The travel industry – which accounts for $2.6 trillion in spending annually – has been slow to recognize climate change as an important threat. Now, the industry is finally taking a first step towards addressing it.
On Wednesday, the travel and tourism industry released a policy statement stating its commitment to stand up to rising greenhouse gas emissions. Along with the five U.S. travel and tourism organizations that signed the statement, like the Association of International Corporate Travel Agencies and Travel Industry Association of North America, the travel industry’s 20 largest membership bodies have agreed to a set of standards that demand more responsibility from themselves.
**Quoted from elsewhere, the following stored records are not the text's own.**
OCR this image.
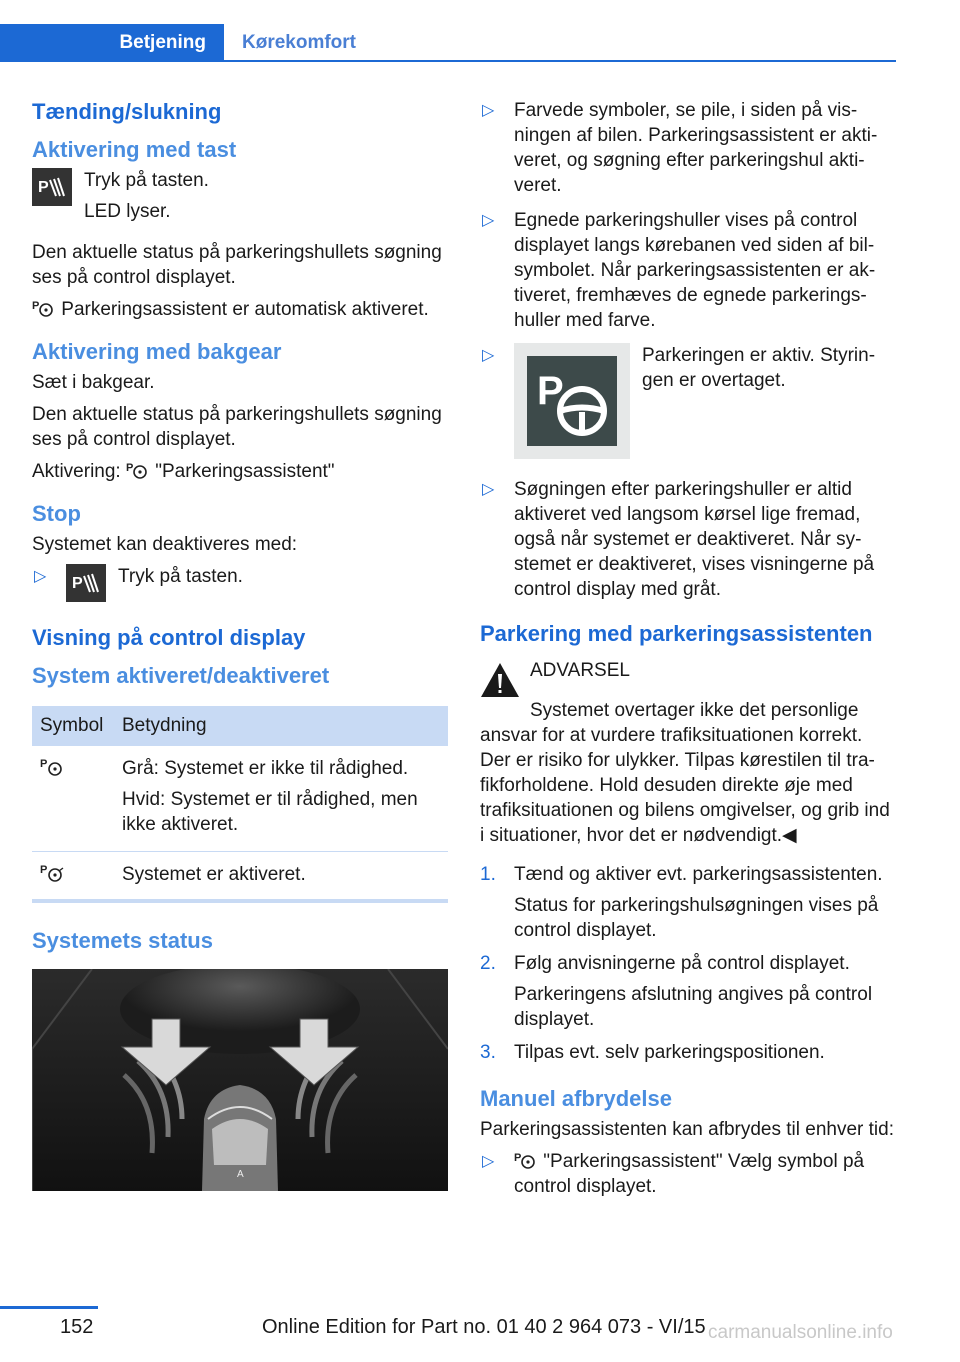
Betjening	Kørekomfort
Tænding/slukning
Aktivering med tast
P Tryk på tasten.

LED lyser.

Den aktuelle status på parkeringshullets søgning ses på control displayet.

P Parkeringsassistent er automatisk aktiveret.

Aktivering med bakgear

Sæt i bakgear.

Den aktuelle status på parkeringshullets søgning ses på control displayet.

Aktivering: P "Parkeringsassistent"

Stop

Systemet kan deaktiveres med:

▷ P Tryk på tasten.
Visning på control display
System aktiveret/deaktiveret
Symbol	Betydning

P	Grå: Systemet er ikke til rådighed.

Hvid: Systemet er til rådighed, men ikke aktiveret.

P	Systemet er aktiveret.
Systemets status
A
▷ Farvede symboler, se pile, i siden på visningen af bilen. Parkeringsassistent er aktiveret, og søgning efter parkeringshul aktiveret.
▷ Egnede parkeringshuller vises på control displayet langs kørebanen ved siden af bilsymbolet. Når parkeringsassistenten er aktiveret, fremhæves de egnede parkeringshuller med farve.
▷
P
Parkeringen er aktiv. Styringen er overtaget.
▷ Søgningen efter parkeringshuller er altid aktiveret ved langsom kørsel lige fremad, også når systemet er deaktiveret. Når systemet er deaktiveret, vises visningerne på control display med gråt.
Parkering med parkeringsassistenten

ADVARSEL

Systemet overtager ikke det personlige ansvar for at vurdere trafiksituationen korrekt. Der er risiko for ulykker. Tilpas kørestilen til trafikforholdene. Hold desuden direkte øje med trafiksituationen og bilens omgivelser, og grib ind i situationer, hvor det er nødvendigt.◀

1. Tænd og aktiver evt. parkeringsassistenten.

Status for parkeringshulsøgningen vises på control displayet.

2. Følg anvisningerne på control displayet.

Parkeringens afslutning angives på control displayet.

3. Tilpas evt. selv parkeringspositionen.

Manuel afbrydelse

Parkeringsassistenten kan afbrydes til enhver tid:

▷ P "Parkeringsassistent" Vælg symbol på control displayet.
152	Online Edition for Part no. 01 40 2 964 073 - VI/15 carmanualsonline.info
The travel industry will accept data from reports and projects on greenhouse gas emissions but will also provide information to government agencies and policymakers.
“They say we are an industry that should be leading the way,” Andrew Peterson, president of the travel and tourism institute, told me, “and being more open, and more transparent, and more on the cutting edge of climate change solutions.”
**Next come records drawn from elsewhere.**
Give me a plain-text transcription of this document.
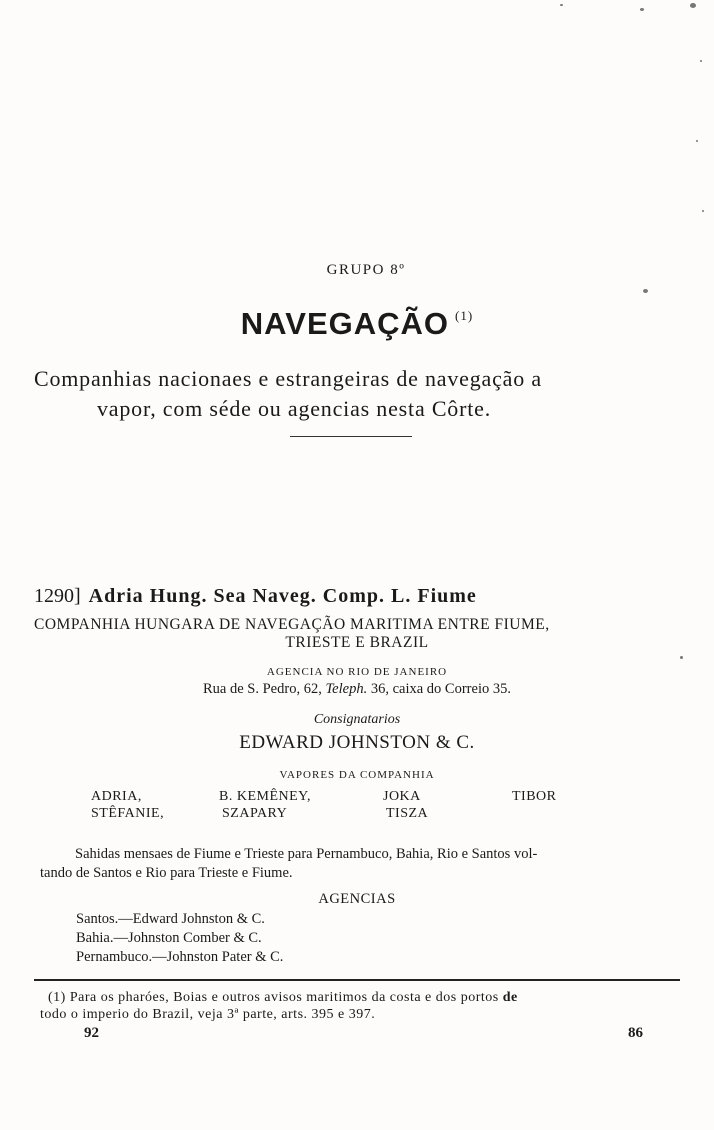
GRUPO 8º
NAVEGAÇÃO $^{(1)}$
Companhias nacionaes e estrangeiras de navegação a
vapor, com séde ou agencias nesta Côrte.
1290] Adria Hung. Sea Naveg. Comp. L. Fiume
COMPANHIA HUNGARA DE NAVEGAÇÃO MARITIMA ENTRE FIUME,
TRIESTE E BRAZIL
AGENCIA NO RIO DE JANEIRO
Rua de S. Pedro, 62, Teleph. 36, caixa do Correio 35.
Consignatarios
EDWARD JOHNSTON & C.
VAPORES DA COMPANHIA
ADRIA,	B. KEMÊNEY,	JOKA	TIBOR
STÊFANIE,	SZAPARY	TISZA
Sahidas mensaes de Fiume e Trieste para Pernambuco, Bahia, Rio e Santos vol-
tando de Santos e Rio para Trieste e Fiume.
AGENCIAS
Santos.—Edward Johnston & C.
Bahia.—Johnston Comber & C.
Pernambuco.—Johnston Pater & C.
(1) Para os pharóes, Boias e outros avisos maritimos da costa e dos portos de
todo o imperio do Brazil, veja 3ª parte, arts. 395 e 397.
92	86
The industry will now join the support of other businesses, in the face of a new federal mandate that 90 percent of fossil fuel emitters must report their greenhouse gas emissions to the Environmental Protection Agency by 2020. It also comes as CEOs of world’s largest companies, including those from three Fortune 500 firms, announced in October their support for global action on climate change.
“I don’t know if we will ever be able to have a full change of world’s economies but we have to,” Peterson added. “I think that is a step in the right direction and we hope it is a strong one.”